2 Osteopathische Techniken – ein Überblick
Bei dem Versuch, sich über die Vielfalt osteopathischer Techniken einen Überblick zu verschaffen, wird derjenige Leser verzweifeln, der nach einem System sucht, unter dem sich alle Methoden bestimmten Oberbegriffen zuordnen lassen. Denn dieses System gibt es nicht. Das liegt vor allem daran, dass Begriffe wie direkt und indirekt teilweise synonym für strukturell und funktionell verwendet werden – aber eben nur teilweise. Die große Vielfalt in der Osteopathie ist zunächst sehr verwirrend. Aber gerade diese Vielfalt dient dazu, die verschiedenen Techniken zum Wohl des Patienten einander ergänzend anzuwenden mit dem Ziel, dass der Patient sein individuelles Gleichgewicht optimiert.
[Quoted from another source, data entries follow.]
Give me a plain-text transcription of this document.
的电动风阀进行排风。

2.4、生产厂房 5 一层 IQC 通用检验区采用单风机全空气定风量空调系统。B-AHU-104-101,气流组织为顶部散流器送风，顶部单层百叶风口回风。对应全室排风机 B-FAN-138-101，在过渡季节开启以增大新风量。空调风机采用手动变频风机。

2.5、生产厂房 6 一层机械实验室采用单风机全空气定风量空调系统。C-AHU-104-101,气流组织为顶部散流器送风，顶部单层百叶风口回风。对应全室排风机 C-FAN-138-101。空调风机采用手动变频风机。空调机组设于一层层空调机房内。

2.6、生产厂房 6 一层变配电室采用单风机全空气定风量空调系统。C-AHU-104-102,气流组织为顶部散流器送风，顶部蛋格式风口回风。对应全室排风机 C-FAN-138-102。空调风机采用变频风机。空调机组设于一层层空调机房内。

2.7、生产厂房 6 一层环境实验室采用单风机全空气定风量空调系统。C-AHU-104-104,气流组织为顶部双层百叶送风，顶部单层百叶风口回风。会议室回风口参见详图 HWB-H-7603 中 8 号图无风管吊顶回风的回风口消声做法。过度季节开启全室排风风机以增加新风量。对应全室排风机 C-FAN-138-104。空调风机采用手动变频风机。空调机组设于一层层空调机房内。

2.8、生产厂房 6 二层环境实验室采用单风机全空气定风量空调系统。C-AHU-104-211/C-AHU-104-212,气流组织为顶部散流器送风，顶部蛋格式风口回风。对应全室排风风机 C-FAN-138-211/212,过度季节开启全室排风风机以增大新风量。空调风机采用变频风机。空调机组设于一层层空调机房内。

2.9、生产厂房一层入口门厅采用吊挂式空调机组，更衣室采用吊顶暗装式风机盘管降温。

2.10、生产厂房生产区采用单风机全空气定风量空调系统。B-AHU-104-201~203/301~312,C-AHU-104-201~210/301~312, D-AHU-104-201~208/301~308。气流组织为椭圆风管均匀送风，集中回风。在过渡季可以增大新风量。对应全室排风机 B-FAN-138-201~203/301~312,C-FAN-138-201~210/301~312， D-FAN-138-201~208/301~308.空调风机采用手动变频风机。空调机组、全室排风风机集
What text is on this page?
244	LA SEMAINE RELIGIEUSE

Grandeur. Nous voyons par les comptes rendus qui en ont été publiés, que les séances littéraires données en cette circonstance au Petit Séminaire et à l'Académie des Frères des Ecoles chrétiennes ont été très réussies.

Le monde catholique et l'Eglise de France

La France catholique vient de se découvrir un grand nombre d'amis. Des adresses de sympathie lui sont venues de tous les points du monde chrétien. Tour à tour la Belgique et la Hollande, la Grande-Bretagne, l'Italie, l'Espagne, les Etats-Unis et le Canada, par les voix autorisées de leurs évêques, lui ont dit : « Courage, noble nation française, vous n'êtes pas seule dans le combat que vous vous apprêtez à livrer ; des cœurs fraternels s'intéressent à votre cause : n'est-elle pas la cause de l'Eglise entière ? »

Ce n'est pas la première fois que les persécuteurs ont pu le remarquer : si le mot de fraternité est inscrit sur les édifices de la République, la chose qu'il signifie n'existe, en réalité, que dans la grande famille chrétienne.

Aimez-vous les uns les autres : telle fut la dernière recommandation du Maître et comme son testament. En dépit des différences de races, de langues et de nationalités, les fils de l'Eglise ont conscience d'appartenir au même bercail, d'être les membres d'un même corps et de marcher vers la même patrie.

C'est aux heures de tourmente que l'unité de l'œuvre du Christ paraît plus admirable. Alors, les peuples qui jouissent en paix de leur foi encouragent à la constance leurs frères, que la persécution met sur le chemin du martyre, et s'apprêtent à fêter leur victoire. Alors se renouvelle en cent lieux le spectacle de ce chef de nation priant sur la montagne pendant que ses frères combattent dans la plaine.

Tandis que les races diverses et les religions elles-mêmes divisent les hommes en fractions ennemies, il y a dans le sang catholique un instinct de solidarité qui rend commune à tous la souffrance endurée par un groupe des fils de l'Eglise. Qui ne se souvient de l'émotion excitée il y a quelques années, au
Für die Anwendung der Osteopathie am Kleintier und für das Verständnis der Begrifflichkeiten in dem vorliegenden Buch sei Folgendes gesagt: Die Autorinnen unterscheiden zwischen struktureller und funktioneller Vorgehensweise über die Art des Umganges mit dem zu untersuchenden und zu behandelnden Gewebe (bzw. dem gesamten Patienten) und über die Zielrichtung eines therapeutischen Impulses.
In diesem Sinne bedeutet funktionelles Arbeiten, gezielt mit den inhärenten selbstregulierenden Kräften im Patienten zu arbeiten und sie in das diagnostische und therapeutische Handeln unmittelbar einzubeziehen. Hierbei werden diagnostische und therapeutische Impulse so gesetzt, dass die Gewebereaktionen palpatorisch begleitend erfasst werden.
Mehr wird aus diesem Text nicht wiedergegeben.